Eh, forse è meglio se cominciamo a avviarci, ho quella consegna per dopodomani e forse riesco a lavorarci un paio d’ore dopo cena, anche se oggi non dovrei, perché non è ancora lunedì. Sì, e poi ho appena finito di lamentarmi di questa cosa. Ma mi sa che mi attacco al tram. Sì, sì, poi mi ha pure riscritto: educatissimo, su questo non possiamo dirgli niente, no, no, mi ha scritto ieri, il messaggio di prima era di Carla che mi chiedeva un consiglio su come tradurre uno scambio di battute da quel romanzo che sta facendo.

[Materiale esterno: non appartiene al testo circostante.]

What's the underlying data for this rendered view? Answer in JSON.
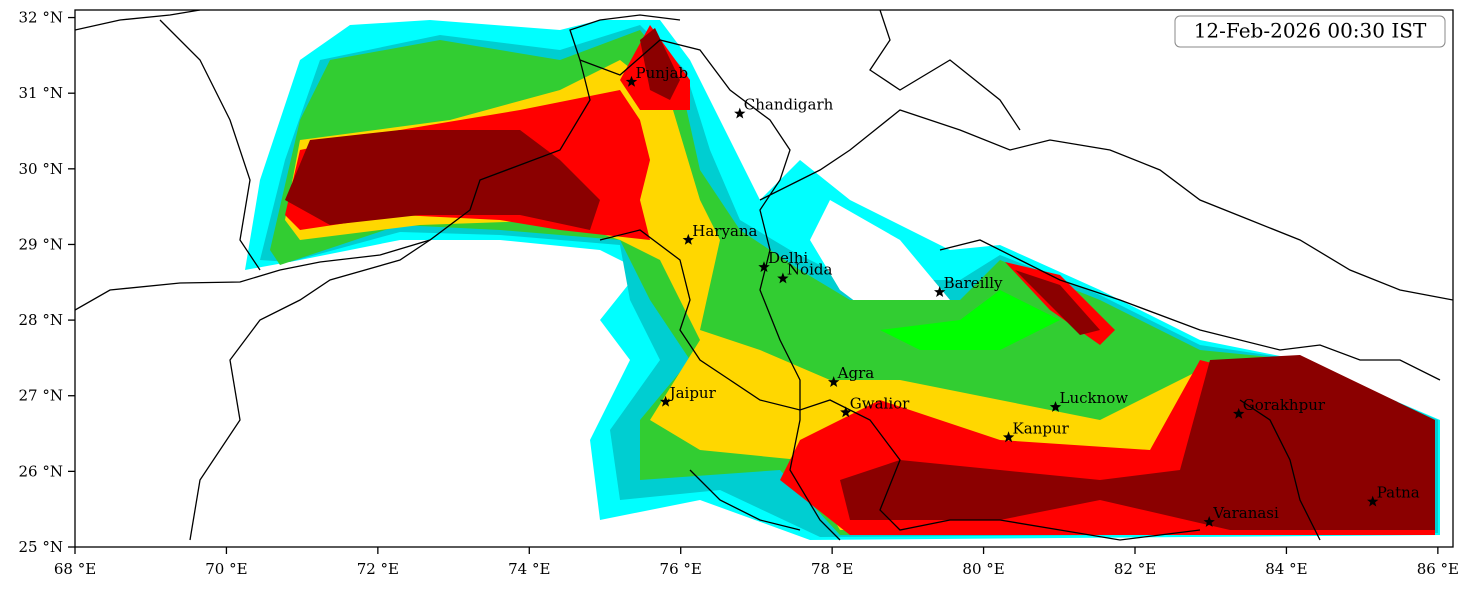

E vabbè, cosa ho risposto? Al tipo, dici? Ci sto ancora pensando. Devo trovare le parole giuste per far cadere la conversazione con naturalezza. Indirizzarla. Un po’ ipocrita, ok, ma neanche il ghosting è una cosa della quale vantarsi in giro. Poi è più una roba da nativi digitali, no? O vogliamo proprio imitare i ventenni? Non facciamo finta di avere più tempo di quello che abbiamo. Ho gìa tipo quindici anni in meno da perdere di quelli al primo anno d’università. E ho solo otto ore  per lavorare, otto per dormire e otto per… Vabbè.